On Mon, Feb 13, 2017 at 12:32:53PM +0000, Cas Cremers wrote:
> 
> The main takeaway is that the client never really receives any
> acknowledgement of whether the verification provided was successful or
> rejected through an in-band mechanism.
> 
> The context of the keys does not include the client’s authentication status
> (nor the client’s certificate), and is the same in both cases. From a
> formal analysis point of view, this results in a mismatch where the client
> and server may not agree on the mutual authentication status, which is the
> main point we wanted to raise.

It is not just problem of "context of keys". TLS 1.3 explicitly allows
silently rejecting client authentication. No fatal error, no NAK, no
nothing.

Which impiles that client and server can disagree even about status of
in-handshake authentication. Including in resumption, even if the RMS
supposedly includes client's authentication status in its context.

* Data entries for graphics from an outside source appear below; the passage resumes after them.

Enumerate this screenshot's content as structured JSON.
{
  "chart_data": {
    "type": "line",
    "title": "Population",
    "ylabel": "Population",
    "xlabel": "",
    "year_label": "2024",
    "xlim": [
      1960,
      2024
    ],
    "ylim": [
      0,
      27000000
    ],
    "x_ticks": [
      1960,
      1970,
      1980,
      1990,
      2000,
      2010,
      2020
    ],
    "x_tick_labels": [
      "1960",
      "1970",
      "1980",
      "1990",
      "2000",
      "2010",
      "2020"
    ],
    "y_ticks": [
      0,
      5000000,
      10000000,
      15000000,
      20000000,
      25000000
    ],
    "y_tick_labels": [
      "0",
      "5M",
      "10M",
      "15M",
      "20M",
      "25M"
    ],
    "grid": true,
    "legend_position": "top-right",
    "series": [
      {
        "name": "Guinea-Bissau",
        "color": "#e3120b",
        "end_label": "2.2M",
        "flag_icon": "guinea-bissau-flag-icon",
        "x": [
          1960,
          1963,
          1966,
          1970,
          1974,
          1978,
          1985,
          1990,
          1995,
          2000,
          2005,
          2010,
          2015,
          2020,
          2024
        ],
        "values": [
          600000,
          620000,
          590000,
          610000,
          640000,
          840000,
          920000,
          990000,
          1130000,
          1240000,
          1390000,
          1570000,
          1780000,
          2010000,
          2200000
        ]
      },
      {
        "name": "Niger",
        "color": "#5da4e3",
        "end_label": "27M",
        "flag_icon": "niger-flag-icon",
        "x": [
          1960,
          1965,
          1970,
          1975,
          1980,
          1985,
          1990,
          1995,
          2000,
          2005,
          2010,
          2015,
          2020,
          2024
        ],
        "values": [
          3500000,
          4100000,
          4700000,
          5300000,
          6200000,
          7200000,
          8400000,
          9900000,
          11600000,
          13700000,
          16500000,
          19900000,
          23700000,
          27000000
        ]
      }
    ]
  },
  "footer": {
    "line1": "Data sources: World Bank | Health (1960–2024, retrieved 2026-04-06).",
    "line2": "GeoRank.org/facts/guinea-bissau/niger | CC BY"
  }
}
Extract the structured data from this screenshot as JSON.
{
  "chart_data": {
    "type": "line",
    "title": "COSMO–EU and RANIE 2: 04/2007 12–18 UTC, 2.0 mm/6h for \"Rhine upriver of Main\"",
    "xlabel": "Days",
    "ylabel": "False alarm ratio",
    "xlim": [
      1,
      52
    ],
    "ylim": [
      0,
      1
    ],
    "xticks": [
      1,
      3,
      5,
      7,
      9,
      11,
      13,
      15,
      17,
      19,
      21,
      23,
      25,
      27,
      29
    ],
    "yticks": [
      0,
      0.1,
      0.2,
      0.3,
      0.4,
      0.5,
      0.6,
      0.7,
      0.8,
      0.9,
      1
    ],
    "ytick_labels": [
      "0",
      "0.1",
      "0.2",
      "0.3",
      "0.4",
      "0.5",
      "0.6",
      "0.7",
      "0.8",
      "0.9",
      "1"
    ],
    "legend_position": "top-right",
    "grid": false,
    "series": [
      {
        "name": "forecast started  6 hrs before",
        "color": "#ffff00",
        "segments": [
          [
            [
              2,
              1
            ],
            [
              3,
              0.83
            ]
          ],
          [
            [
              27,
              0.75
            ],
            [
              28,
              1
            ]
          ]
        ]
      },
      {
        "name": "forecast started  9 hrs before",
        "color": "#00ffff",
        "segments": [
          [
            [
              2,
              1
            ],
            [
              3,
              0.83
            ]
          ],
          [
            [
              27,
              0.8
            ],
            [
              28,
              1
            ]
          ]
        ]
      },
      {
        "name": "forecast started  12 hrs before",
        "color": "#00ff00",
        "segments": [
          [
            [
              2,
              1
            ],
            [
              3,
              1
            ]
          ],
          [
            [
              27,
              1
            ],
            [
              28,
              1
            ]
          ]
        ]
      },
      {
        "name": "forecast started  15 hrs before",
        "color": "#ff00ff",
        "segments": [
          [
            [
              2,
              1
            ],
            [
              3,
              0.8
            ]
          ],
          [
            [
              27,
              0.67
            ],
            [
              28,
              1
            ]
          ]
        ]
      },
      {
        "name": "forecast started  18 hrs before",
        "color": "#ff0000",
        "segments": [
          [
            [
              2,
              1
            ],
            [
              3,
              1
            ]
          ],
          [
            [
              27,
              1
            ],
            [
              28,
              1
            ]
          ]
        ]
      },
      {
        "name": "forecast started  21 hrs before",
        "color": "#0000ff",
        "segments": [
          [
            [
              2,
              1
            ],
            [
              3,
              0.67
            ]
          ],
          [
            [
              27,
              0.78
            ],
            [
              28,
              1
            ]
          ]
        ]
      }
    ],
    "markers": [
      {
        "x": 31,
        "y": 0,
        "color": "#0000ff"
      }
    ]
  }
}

This problem actually cuts protocol layers, and that's why it is so
hard. And things get even more fun when resumption is involved.

I expect there will be quite a bit of implementations that won't
trigger any errors if EE key can be parsed and the client signature
verified (due to layering rendering that way pretty natural).
 
> Assuming now that the key context will not be changed, we suggest to
> explicitly mention in the security guarantees section that the client,
> after sending authentication messages, cannot be sure at any point that the
> server has received these messages and considers the connection to be
> mutually authenticated. If the client wishes to obtain such a guarantee, it
> has to be informed by the server’s application.

See above why changing "context" won't fix the problem.

And yeah, "if you want to be sure, ask application layer" is
probably about the best that can be done.